Mais qu’est-ce qui vient après le cancer ? C’est ce qui faisait le plus peur à Zoé. C’est pourquoi elle a décidé d’animer La vie d’après, un podcast qui a pour but d’accompagner les survivants de cancers dans leur rémission parce que cancer n’est pas toujours synonyme de finalité, mais plutôt de renaissance.

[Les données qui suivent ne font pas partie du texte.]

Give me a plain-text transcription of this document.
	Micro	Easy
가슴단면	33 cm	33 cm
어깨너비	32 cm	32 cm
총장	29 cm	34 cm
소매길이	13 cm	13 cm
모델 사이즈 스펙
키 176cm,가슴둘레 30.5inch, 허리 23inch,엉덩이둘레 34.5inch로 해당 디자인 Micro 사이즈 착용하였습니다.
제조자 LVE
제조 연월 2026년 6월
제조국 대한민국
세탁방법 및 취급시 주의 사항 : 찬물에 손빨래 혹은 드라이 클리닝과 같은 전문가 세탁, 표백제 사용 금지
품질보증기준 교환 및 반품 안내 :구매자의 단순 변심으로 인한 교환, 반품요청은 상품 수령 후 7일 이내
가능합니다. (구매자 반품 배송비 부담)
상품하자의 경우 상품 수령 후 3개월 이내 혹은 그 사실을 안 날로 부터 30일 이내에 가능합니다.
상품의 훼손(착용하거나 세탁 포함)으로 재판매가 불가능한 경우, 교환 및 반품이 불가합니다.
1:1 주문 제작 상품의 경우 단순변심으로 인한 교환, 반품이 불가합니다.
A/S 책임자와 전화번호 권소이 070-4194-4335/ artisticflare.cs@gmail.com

2018 a été une grosse année pour toi, que s’est-il passé?
C’est drôle parce que c’était une grosse année même avant le cancer. J’ai découvert mon cancer en faisant une crise d’épilepsie alors que je ne suis pas épileptique. J’étais au volant de ma voiture quand j’ai commencé à faire des convulsions, mais je sortais tout juste de mon stationnement (au moins!).
J’ai fait mon BAC en communication à Québec et, quand je suis arrivée à Montréal, j’étais très stressée… Je m’en souviens, je venais de laisser mon chum, il fallait que je me trouve un appartement. Ça ne me tentait pas de retourner travailler en restauration. Je pense que ça a contribué à déclencher ma crise d’épilepsie et, dans le fond, c’est peut-être mieux comme ça. J’ai fait un blackout. À mon réveil à l’hôpital, je ne me souvenais de rien de la semaine précédente. Juste pour dire, une crise d’épilepsie, ça tire tellement de jus, ça n’a aucun sens. C’était pire que mon cancer, j’étais épuisée, je n’arrêtais pas de dormir et de tout oublier.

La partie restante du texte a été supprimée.